Andy at The Inspector just started his blog. He's warm, earnest and a fellow Mac user, and we find him quite charming. Andy feels strongly that mass transit is a good thing. In his blog about it, he linked to our previous post on the subject and left a friendly comment. Our comment on his blog ran a bit long, so we decided to reproduce it here for posterity:
Certain things are required for mass transit to be practical; the first of which is high population density. The NE corridor from DC to Boston is the only place in the country where intercity rail is close to viable. Even Chicago - NYC is impractical by train, and going anywhere from my town (Lincoln, NE) is a joke.
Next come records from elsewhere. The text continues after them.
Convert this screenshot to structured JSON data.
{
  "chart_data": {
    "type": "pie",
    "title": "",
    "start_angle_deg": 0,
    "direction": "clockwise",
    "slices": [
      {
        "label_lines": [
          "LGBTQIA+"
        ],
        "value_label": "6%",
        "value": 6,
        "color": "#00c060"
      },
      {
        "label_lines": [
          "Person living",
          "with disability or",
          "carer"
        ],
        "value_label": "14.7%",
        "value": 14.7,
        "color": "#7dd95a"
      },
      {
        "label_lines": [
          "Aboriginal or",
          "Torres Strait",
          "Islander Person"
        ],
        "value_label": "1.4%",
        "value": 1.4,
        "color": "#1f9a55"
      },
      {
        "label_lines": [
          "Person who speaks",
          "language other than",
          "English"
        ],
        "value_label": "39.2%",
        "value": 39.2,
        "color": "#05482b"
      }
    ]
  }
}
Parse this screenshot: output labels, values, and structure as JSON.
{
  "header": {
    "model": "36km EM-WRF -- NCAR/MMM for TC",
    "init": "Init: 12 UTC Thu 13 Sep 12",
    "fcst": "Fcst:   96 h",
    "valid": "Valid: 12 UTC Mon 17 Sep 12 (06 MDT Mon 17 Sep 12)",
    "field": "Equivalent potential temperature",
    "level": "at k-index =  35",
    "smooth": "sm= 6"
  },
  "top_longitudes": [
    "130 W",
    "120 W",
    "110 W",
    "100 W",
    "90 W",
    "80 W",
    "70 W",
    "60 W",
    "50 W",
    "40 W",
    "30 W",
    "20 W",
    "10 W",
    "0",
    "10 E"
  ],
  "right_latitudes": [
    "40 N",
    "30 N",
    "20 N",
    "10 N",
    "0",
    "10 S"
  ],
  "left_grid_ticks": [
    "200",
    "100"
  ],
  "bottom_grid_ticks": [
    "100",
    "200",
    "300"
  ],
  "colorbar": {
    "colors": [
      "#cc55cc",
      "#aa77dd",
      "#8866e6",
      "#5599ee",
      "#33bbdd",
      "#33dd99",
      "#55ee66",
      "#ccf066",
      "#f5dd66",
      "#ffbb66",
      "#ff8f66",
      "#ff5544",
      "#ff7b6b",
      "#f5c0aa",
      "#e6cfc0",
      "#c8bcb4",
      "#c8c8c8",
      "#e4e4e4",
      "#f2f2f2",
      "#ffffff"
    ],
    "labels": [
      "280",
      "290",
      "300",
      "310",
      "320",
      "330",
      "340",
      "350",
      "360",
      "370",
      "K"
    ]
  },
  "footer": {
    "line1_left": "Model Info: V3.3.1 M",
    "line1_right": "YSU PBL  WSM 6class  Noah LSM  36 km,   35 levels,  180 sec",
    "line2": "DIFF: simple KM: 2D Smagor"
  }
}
I commuted from Norwalk, CT, to Stamford, CT, for 15 years on I-95, and it was a bad drive on the good days. As bad as that 25 mile roundtrip was, MetroNorth was worse. It would take twice as long most days to get to the station and park, wait for the train, get to Stanford, get to work from the station and do the same in reverse in the evening. Not flexible, not cheap, not convenient, not practical.

Major metropolitan areas, e.g. Boston, NYC, San Fran, etc. may be able to attract a significant number of riders for local systems, particularly where owning/operating a car is almost impossible. Bad roads, no parking, high insurance are enough to persuade some to ride the trains and forego a car.

Even in these, most favorable cases, the systems are not able to take in enough from fares to cover operating expenses, let alone capital costs (track, cars, repairs). If they were private companies that had to make money, it might be different, but most fervent advocates of mass transit don't believe privatization can work. Inevitably, it comes down to calling for non-riders (local or national) to subsidize riders. I have yet to hear a convincing argument that this is either fair or needed.

Why is mass transit widely used in Europe and Japan? Answers: very dense population in the cities; short distances between cities; terrible city roads and traffic; extremely high car and gas prices; large expenditures of tax money to subsidize the systems.